US 11,990,152 B2
	Classification of audio as originating from a human source or a non-human to avoid false wake-word detection
Yuvaraj Nagarathnam, Bangalore (IN)
Assigned to ARRIS ENTERPRISES LLC, Horsham, PA (US)
Filed by ARRIS Enterprises LLC, Suwanee, GA (US)
Filed on Oct. 28, 2021, as Appl. No. 17/512,924.
Claims priority of provisional application 63/113,535, filed on Nov. 13, 2020.
Prior Publication US 2022/0157333 A1, May 19, 2022
Int. Cl. G10L 25/78 (2013.01); G06V 40/10 (2022.01); G10L 15/00 (2013.01); H04W 4/02 (2018.01)
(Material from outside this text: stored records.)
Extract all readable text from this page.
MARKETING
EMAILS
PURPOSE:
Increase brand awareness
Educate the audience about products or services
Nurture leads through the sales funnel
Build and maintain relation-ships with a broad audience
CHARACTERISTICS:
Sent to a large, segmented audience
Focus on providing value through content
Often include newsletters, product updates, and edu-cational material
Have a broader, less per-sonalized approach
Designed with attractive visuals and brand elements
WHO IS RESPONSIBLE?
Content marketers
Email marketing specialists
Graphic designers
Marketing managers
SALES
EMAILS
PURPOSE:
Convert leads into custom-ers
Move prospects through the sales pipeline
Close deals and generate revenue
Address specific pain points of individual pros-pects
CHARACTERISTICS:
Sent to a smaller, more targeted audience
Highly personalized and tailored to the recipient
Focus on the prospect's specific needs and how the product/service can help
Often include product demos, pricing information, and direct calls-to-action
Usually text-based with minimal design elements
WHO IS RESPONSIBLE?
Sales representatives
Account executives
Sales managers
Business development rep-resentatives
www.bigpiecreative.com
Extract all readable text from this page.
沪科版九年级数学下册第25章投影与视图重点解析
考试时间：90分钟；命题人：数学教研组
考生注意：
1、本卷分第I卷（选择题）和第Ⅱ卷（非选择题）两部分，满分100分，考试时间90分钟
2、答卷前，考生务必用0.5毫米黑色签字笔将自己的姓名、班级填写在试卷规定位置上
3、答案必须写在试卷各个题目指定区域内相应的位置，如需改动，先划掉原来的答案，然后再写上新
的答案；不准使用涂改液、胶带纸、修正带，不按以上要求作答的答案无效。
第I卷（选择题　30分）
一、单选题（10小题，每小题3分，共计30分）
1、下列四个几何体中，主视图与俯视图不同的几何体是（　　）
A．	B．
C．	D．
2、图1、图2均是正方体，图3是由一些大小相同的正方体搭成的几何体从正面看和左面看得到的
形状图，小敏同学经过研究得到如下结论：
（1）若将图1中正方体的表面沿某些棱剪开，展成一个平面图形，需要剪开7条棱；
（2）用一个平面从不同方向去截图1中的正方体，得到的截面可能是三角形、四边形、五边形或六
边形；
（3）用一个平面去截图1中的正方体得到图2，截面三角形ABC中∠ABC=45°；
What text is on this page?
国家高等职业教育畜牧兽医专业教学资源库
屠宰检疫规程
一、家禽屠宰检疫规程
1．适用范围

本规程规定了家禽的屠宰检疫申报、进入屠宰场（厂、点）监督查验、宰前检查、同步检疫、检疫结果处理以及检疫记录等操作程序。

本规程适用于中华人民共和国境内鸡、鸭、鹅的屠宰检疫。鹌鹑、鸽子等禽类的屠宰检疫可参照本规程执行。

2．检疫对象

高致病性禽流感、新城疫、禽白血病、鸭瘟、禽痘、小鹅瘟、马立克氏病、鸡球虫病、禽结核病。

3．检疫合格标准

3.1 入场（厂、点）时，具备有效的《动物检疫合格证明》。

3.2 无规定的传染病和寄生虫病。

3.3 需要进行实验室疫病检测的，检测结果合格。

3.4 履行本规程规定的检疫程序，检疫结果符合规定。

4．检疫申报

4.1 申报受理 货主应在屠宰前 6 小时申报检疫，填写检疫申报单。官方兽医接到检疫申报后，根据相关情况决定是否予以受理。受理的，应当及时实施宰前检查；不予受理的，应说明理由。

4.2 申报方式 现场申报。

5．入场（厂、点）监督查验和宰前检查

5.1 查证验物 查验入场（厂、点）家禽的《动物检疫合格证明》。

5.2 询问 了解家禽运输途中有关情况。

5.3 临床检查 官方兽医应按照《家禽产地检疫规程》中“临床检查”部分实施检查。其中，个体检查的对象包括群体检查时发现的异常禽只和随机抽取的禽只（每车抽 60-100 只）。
CPC G10L 25/78 (2013.01) [G06V 40/10 (2022.01); G10L 15/00 (2013.01); H04W 4/02 (2013.01); G10L 2025/786 (2013.01)]

20 Claims

1. An audio processing device in a wireless network, comprising:

a sound sensor;

a voice source processing system;

a position processing system;

a position estimator;

a memory storing computer-readable instructions; and

a processor configured to execute the computer-readable instructions to:

receive, by the sound sensor, one or more audio signals associated with an audio command from a source;

generate, by the voice source processing system, a voice source data from the one or more audio signals;

receive data from a positioning system connected to the audio processing device;

generate, by the position processing system using the position estimator, position data based on the data from the positioning system, wherein the data is associated with a location of the source;

determine the location based on the voice source data;

divide an area around the location of the source of the one or more audio signals into three-dimensional (3D) block regions;

process the one or more audio signals to calculate a probability of the source at a first of the 3D block regions;

ignore 3D block regions with a probability of presence of the source at the first of the 3D block regions that is less than a probability threshold of the source being at the first of the 3D block regions;

determine that two of the 3D block regions meet three conditions, a first condition is determined to occur when an angle between the two of the 3D block regions is greater than an angle threshold, a second condition is determined to occur when a probability of the source originating from the two of the 3D block regions is greater than a probability threshold of the source being in the two of the 3D block regions, and a third condition is determined to occur when a command signature from the two of the 3D block regions correlate;

determine, based on the three conditions being met, that the one or more audio signals originate from a non-human source; and

discard the audio command.